An easy to understand (but efficient) algorithm to know the nodes which are in any path from a to b

Today I had to face a simple but interesting graph problem: Given a graph and two nodes a and b. Find all the nodes which form part of any of the possible paths from a to b.

Though it may seem a bit difficult for starters it can be solved easily using a simple algorithm and knowing a few things:

First we take the graph G and find the reverse graph G’ (this is a Graph with the edges reversed).

This would be the transposition of the connection matrix or could be done easily if the graph is represented as a vector of lists of nodes with a edge from its position going over each position on the vector and adding that position to the list on G’ on the position of every node in that list.

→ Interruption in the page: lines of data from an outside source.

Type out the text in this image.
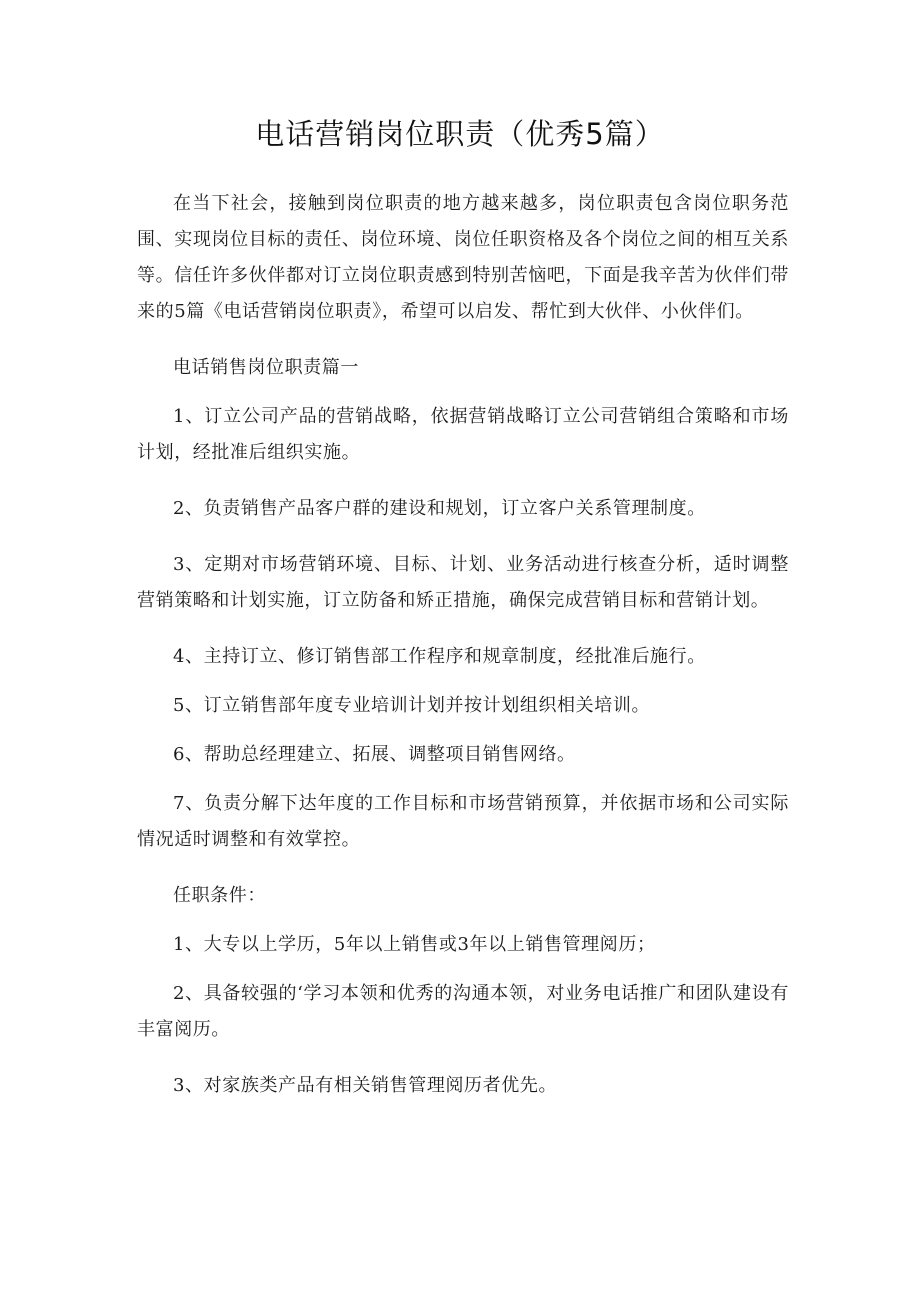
电话营销岗位职责（优秀5篇）

在当下社会，接触到岗位职责的地方越来越多，岗位职责包含岗位职务范围、实现岗位目标的责任、岗位环境、岗位任职资格及各个岗位之间的相互关系等。信任许多伙伴都对订立岗位职责感到特别苦恼吧，下面是我辛苦为伙伴们带来的5篇《电话营销岗位职责》，希望可以启发、帮忙到大伙伴、小伙伴们。

电话销售岗位职责篇一

1、订立公司产品的营销战略，依据营销战略订立公司营销组合策略和市场计划，经批准后组织实施。

2、负责销售产品客户群的建设和规划，订立客户关系管理制度。

3、定期对市场营销环境、目标、计划、业务活动进行核查分析，适时调整营销策略和计划实施，订立防备和矫正措施，确保完成营销目标和营销计划。

4、主持订立、修订销售部工作程序和规章制度，经批准后施行。

5、订立销售部年度专业培训计划并按计划组织相关培训。

6、帮助总经理建立、拓展、调整项目销售网络。

7、负责分解下达年度的工作目标和市场营销预算，并依据市场和公司实际情况适时调整和有效掌控。

任职条件：

1、大专以上学历，5年以上销售或3年以上销售管理阅历；

2、具备较强的‘学习本领和优秀的沟通本领，对业务电话推广和团队建设有丰富阅历。

3、对家族类产品有相关销售管理阅历者优先。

Now we will take a list L of all the nodes on G which are reachable from A. This can be easily done:

Q := queue
V :- bool vector size nodes(G) initialized to false
V[A] = True
Q.insert A
While ! Q.empty

n = Q.top
Q.pop
Foreach Q.edgeFrom(n) e #This is for each node with an edge from n to it

If (!V[e])

Q.insert n
V[e] = True

Then V will be True for each node reachable from A

We do the same with G’ and B and store it on L’

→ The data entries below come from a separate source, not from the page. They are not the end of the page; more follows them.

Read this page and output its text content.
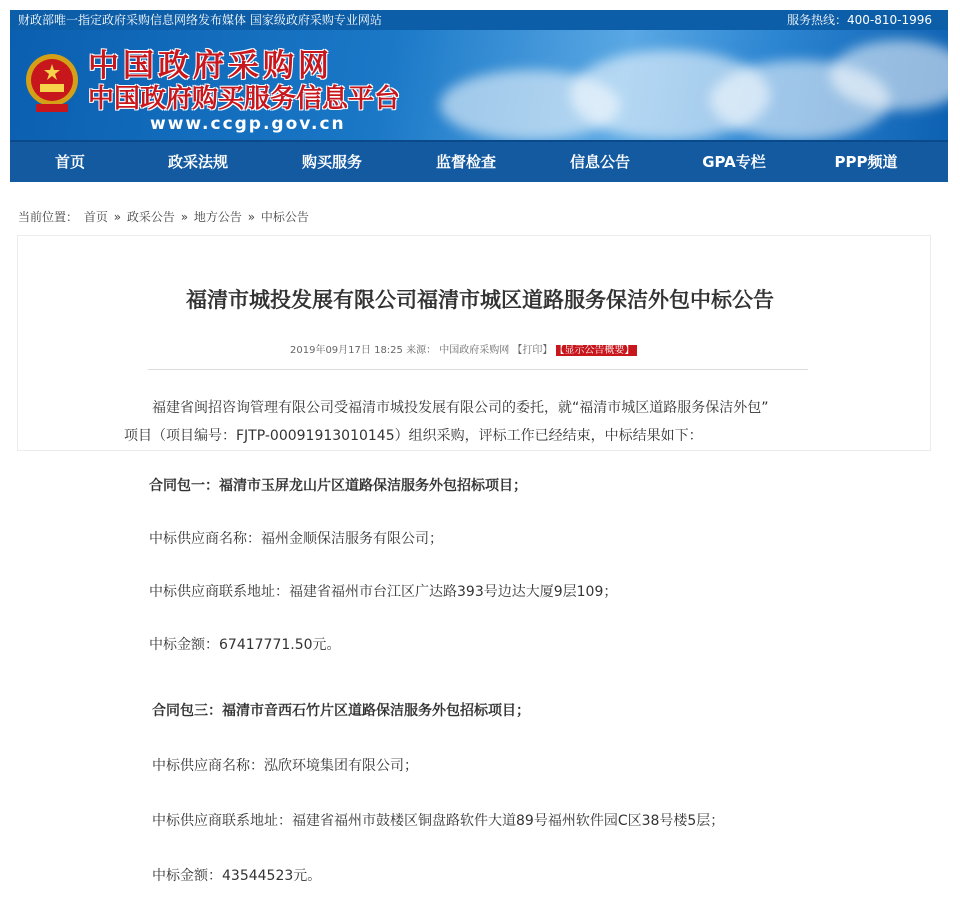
财政部唯一指定政府采购信息网络发布媒体 国家级政府采购专业网站	服务热线：400-810-1996
中国政府采购网
中国政府购买服务信息平台
www.ccgp.gov.cn
首页	政采法规	购买服务	监督检查	信息公告	GPA专栏	PPP频道
当前位置： 首页 » 政采公告 » 地方公告 » 中标公告
福清市城投发展有限公司福清市城区道路服务保洁外包中标公告
2019年09月17日 18:25 来源： 中国政府采购网 【打印】 【显示公告概要】
福建省闽招咨询管理有限公司受福清市城投发展有限公司的委托，就“福清市城区道路服务保洁外包”
项目（项目编号：FJTP-00091913010145）组织采购，评标工作已经结束，中标结果如下：
合同包一：福清市玉屏龙山片区道路保洁服务外包招标项目；
中标供应商名称：福州金顺保洁服务有限公司；
中标供应商联系地址：福建省福州市台江区广达路393号边达大厦9层109；
中标金额：67417771.50元。
合同包三：福清市音西石竹片区道路保洁服务外包招标项目；
中标供应商名称：泓欣环境集团有限公司；
中标供应商联系地址：福建省福州市鼓楼区铜盘路软件大道89号福州软件园C区38号楼5层；
中标金额：43544523元。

Finally if a node is in both L and L’ then it is part of at least one path from A to B

Now the explanation on why it works:

• If n is connected in G to A then there is at least one path P1 from A to n
• If n is connected in G’ to B then there is at least one path P2 from B to n
• As G’ is G with its edges reversed then the reverse of P2, P2” will be the path from n to B on G
• As there is a path from A to n and another from n to B then n is part of the path P1,n,P2′ which is a path from A to B so n is in at least one path from A to B

Finally to Big O calculation of its costs:

The cost of finding G’ is either O(N²) (If the graph is represented as a matrix whereh M[i,j] is 1 if there is a edge from i to j) or O(N+E) (If the graph is presented as a vector of lists of nodes reachable from i)

The cost of reachability is either O(N²) in the first case or O(N+E) on the second.

So the cost of this algorithm is either O(N²) or O(N+E) depending on the representation.